It should now be apparent to those skilled in the art that the
constant flow burnishing apparatus 100 of the present invention,
unlike conventional constant pressure burnishing apparatus that
follow the surface topography of the part, automatically increases
the force F being applied to the burnishing member 106, and the
corresponding pressure being exerted against the surface 108, on
high points and decreases on low points along the surface 108.

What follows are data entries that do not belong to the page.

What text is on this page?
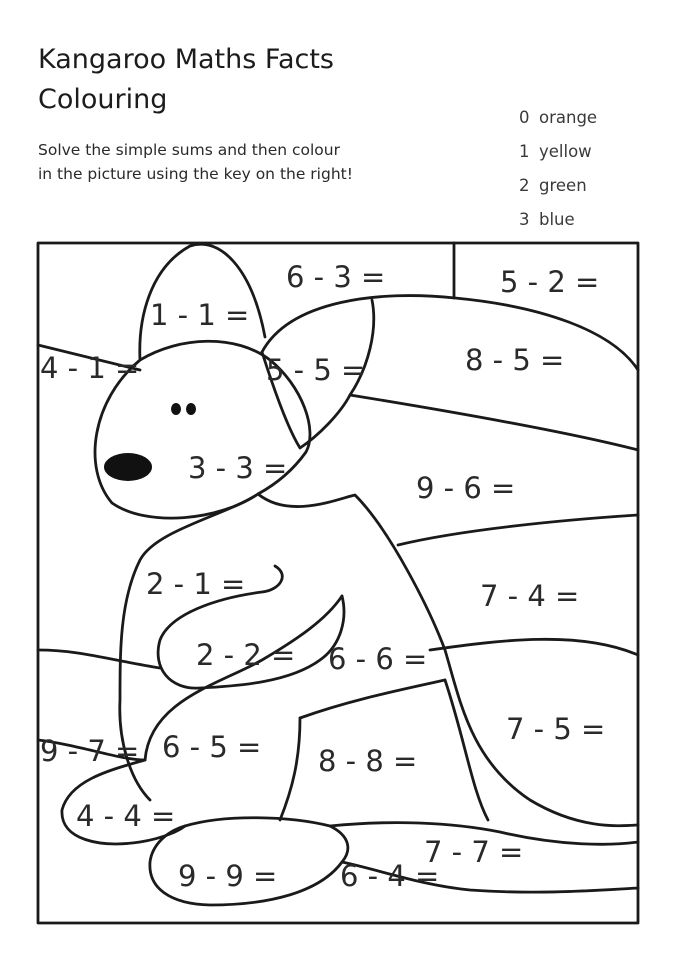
Kangaroo Maths Facts
Colouring

Solve the simple sums and then colour
in the picture using the key on the right!

0 orange
1 yellow
2 green
3 blue
6 - 3 =	5 - 2 =
1 - 1 =
4 - 1 =	5 - 5 =	8 - 5 =
3 - 3 =
9 - 6 =
2 - 1 =	7 - 4 =
2 - 2 = 6 - 6 =
9 - 7 = 6 - 5 = 8 - 8 =
7 - 5 =
4 - 4 =
7 - 7 =
9 - 9 = 6 - 4 =
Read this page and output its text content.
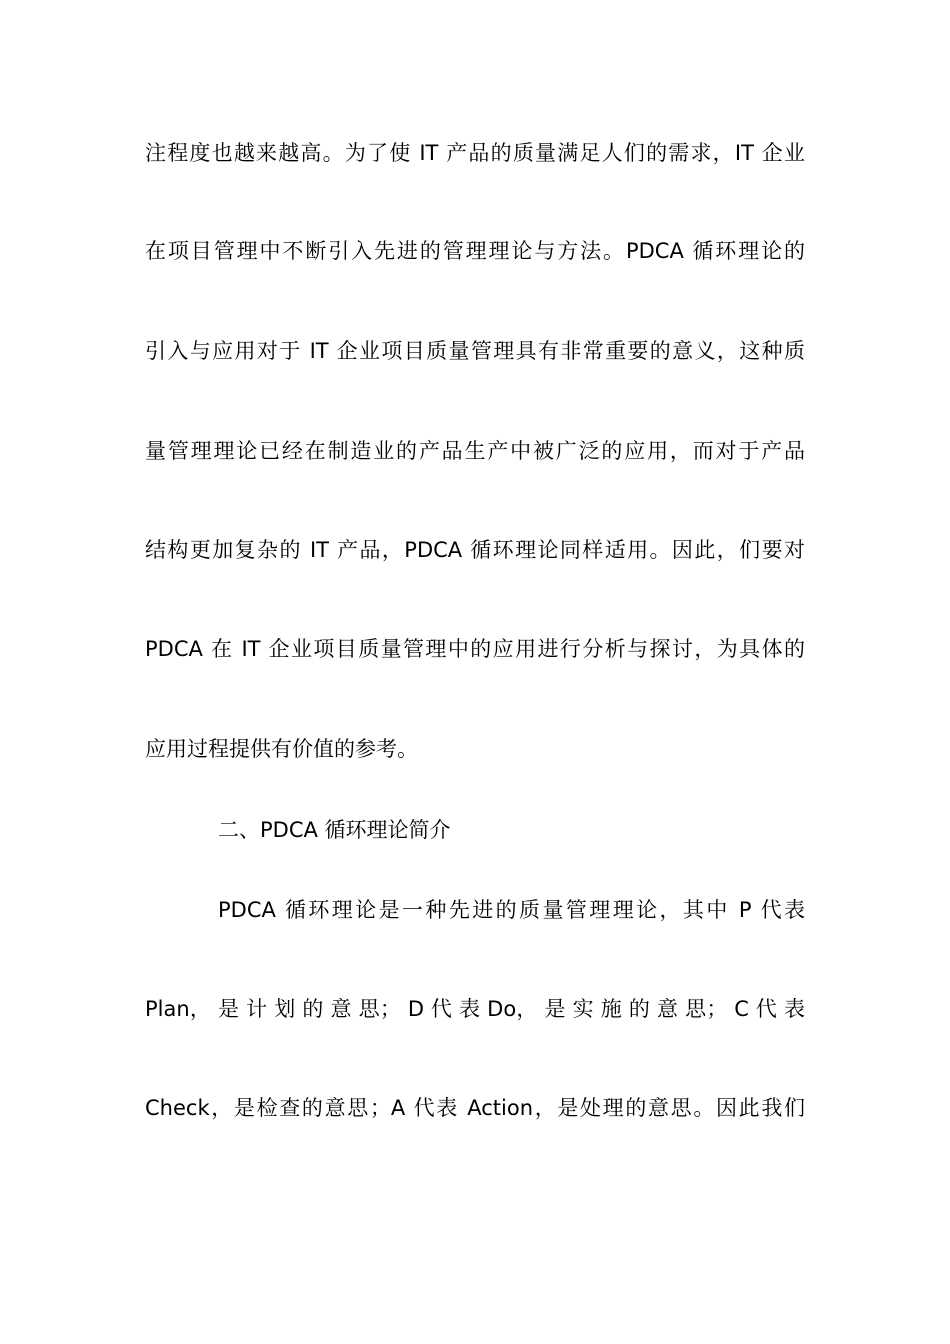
注程度也越来越高。为了使 IT 产品的质量满足人们的需求，IT 企业
在项目管理中不断引入先进的管理理论与方法。PDCA 循环理论的
引入与应用对于 IT 企业项目质量管理具有非常重要的意义，这种质
量管理理论已经在制造业的产品生产中被广泛的应用，而对于产品
结构更加复杂的 IT 产品，PDCA 循环理论同样适用。因此，们要对
PDCA 在 IT 企业项目质量管理中的应用进行分析与探讨，为具体的
应用过程提供有价值的参考。
二、PDCA 循环理论简介
PDCA 循环理论是一种先进的质量管理理论，其中 P 代表
Plan， 是 计 划 的 意 思； D 代 表 Do， 是 实 施 的 意 思； C 代 表
Check，是检查的意思；A 代表 Action，是处理的意思。因此我们
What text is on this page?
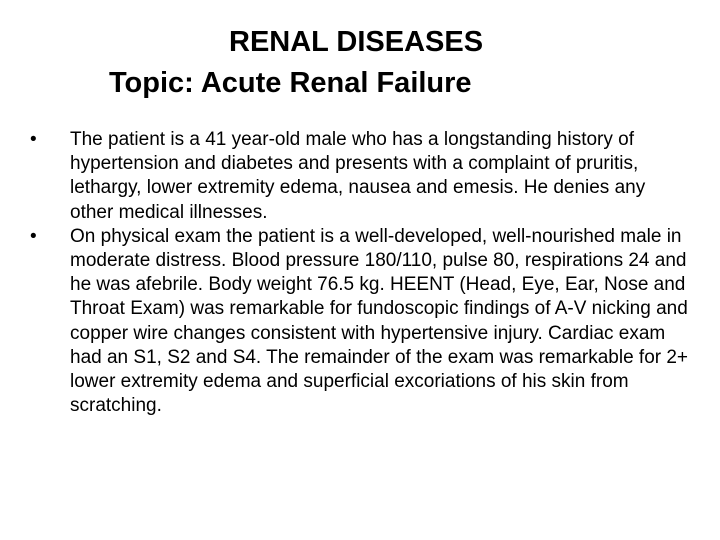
RENAL DISEASES
Topic: Acute Renal Failure
•	The patient is a 41 year-old male who has a longstanding history of hypertension and diabetes and presents with a complaint of pruritis, lethargy, lower extremity edema, nausea and emesis. He denies any other medical illnesses.
•	On physical exam the patient is a well-developed, well-nourished male in moderate distress. Blood pressure 180/110, pulse 80, respirations 24 and he was afebrile. Body weight 76.5 kg. HEENT (Head, Eye, Ear, Nose and Throat Exam) was remarkable for fundoscopic findings of A-V nicking and copper wire changes consistent with hypertensive injury. Cardiac exam had an S1, S2 and S4. The remainder of the exam was remarkable for 2+ lower extremity edema and superficial excoriations of his skin from scratching.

Accordingly, the pressure or the compressive force exerted on the
surface 108 of the part 110 by the burnishing member 106 can be
precisely regulated to provide optimum surface finish and uniform
burnishing of the part.
[0079] In a preferred embodiment of the invention, the proper
pressure or compressive force to be applied to the surface 108 of
the part 110 during the burnishing operation is provided by using
the position regulator 134 whereby the force F being applied to the
burnishing member 106 is a function of the position of the socket
102. As shown, the position regulator 134 includes a spring means
140, such as a coil spring, deflection members, or Belleville
washers, having a known spring characteristic, which compresses or
expands axially to apply a given normal force F to the burnishing
member 106. Because the burnishing member 106 is coupled through
the spring means 140, the force F being applied to the burnishing
member 106 and the resulting pressure being exerted on the surface
108 of the part 110 can be accurately controlled by positioning
(moving) the socket 102 using the conventional machine tool fixture
(not shown). The control unit 132 operates with a feed back signal
from the pressure sensor 130 to achieve closed loop control of the
force F and the corresponding pressure being exerted on the surface
by the burnishing member 106.
[0080] Preferably the machine tool fixture supporting the socket
102 is a "three-axis" machine that provides for linear motion along
mutually orthogonal axis of a fixed coordinate system.
[0081] It should now be apparent to those skilled in the art that
by using a programmable control unit 132 which is configured to
continuously track the position of the burnishing member 106, the
socket 102 can be accurately positioned and moved in a selected
pattern. Further, in combination with passing the burnishing member
is a selected pattern across the surface of the part, the pressure
being exerted against the surface may be varied to obtain a region
having the desired residual stress distribution and magnitude of
compression.
[0082] In another preferred embodiment of the invention, the proper
pressure or compressive force to be applied to the surface 108 of
the part 110 during the burnishing operation is provided by use of
the pressure regulator 136. As shown in FIG. 10, the pressure
regulator 136 comprises a source of pressurized fluid 141 for
providing pneumatic or hydraulic pressure against a piston 142,
diaphragm or other similar means. The piston 142 is coupled to the
burnishing member 106 in such a manner that movement of the piston
142 operates to increase or decrease the force F being applied to
the burnishing member 106 thereby increasing or decreasing the
corresponding pressure being exerted by the burnishing member 106
on the surface 108 of the part 110. In operation, for constant
pressure burnishing, the machine tool fixture moves the socket 102
in a predetermined pattern along the surface 108 of the part 110.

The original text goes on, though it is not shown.